Last Sunday I had my first chance of buying an SSL certificate and setting it up on Nginx. Prior to that I have always just signed with my own CA, and then just import my own CA’s certificate into browser’s root certificate repository.

Anyway. What happened was on a website I am developing, I have provided some API via Javascript, so this guy I am partnering with can just include my dynamically generated Javascript to produce content on his site. However, his site runs entirely on HTTPS but mine is not, so you get that dreadful This Page Contains Both Secure and Non-Secure Items error message in some IE versions.

I guess the easiest way for me to fix it up is actually running the site on HTTPS as well. So I went out and bought a certificate from GoDaddy ($18/year — why so much price difference?), but it wasn’t that trivial as GoDaddy does not have any installation instruction for Nginx, which my site is running under. Why not?! Consider Ngnix already has a sizable market penetration (especially if are a Russian malware distributor). Well, here are the steps.

1. Buy the SSL Certificate

GoDaddy I got mine from GoDaddy‘s TurboSSL Certificate for $20/year, although there are lots of coupons out there that gives you 10% off. I know you can also get very cheap SSL certs from resellers of RapidSSL. Seriously I have no idea about the pricing difference from a technical point of view. These are just your public keys signed by the certificate authority, aren’t they? But I guess its probably the verification process that makes the difference.

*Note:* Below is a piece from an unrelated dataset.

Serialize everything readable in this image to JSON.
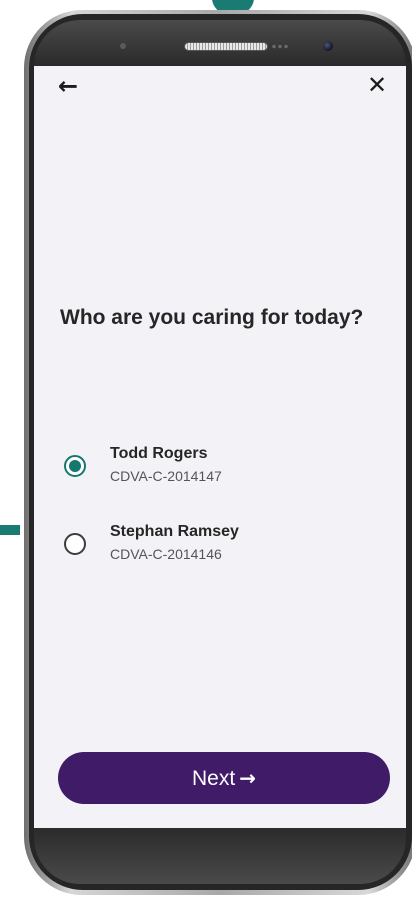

I am not running an ecommerce site, so the cheapest one suits me fine. Nor do I want any phone/fax verification because (1) I do not live in the US (2) I need my cert right now!

2. Download the Certificate

GoDaddy provides information on how you can use OpenSSL to generate a private key for your webserver, create a certificate request, and then paste this request onto GoDaddy’s site for verification.

After the request has been verified, a certificate will be generated for you to download. As there is no Nginx option, choose Apache 2.x. You will get a ZIP containing two files:

  1. <Common Name>.crt — Your certificate.
  2. gd_intermediate_bundle.crt — GoDaddy Certificate Intermediates Bundle

If you don’t see the second file, you should be able to download it from their repository.

3. Upload Them onto Webserver

You need to concatenate your certificate file and GoDaddy’s intermediate certificate to form the final certificate. I usually name my files domain.crt. Then you need to upload both your private key file (generated in step 2) and the certificate file to your server running Nginx.

For example if your domain is example.com:

# cat example.com.crt gd_intermediate_bundle.crt > /etc/nginx/example.com.crt
# cp example.com.key /etc/nginx/example.com.key

Note that concatenating the two files together is important. SSL certificate issuers are chained, and the intermediate bundle provides the “missing link” between well-known certificate authorities in your browser’s root CA list, and your website’s own certificate.

4. Turn on SSL Module in Nginx

Now you can activate your SSL site in Nginx. Use the following configuration in your nginx.conf:

server {
    listen 443;
    server_name example.com;
    ssl on;
    ssl_certificate /etc/nginx/example.com.crt;
    ssl_certificate_key  /etc/nginx/example.com.key;
    ...
}

Restarting Nginx, and your web server will now be serving encrypted content.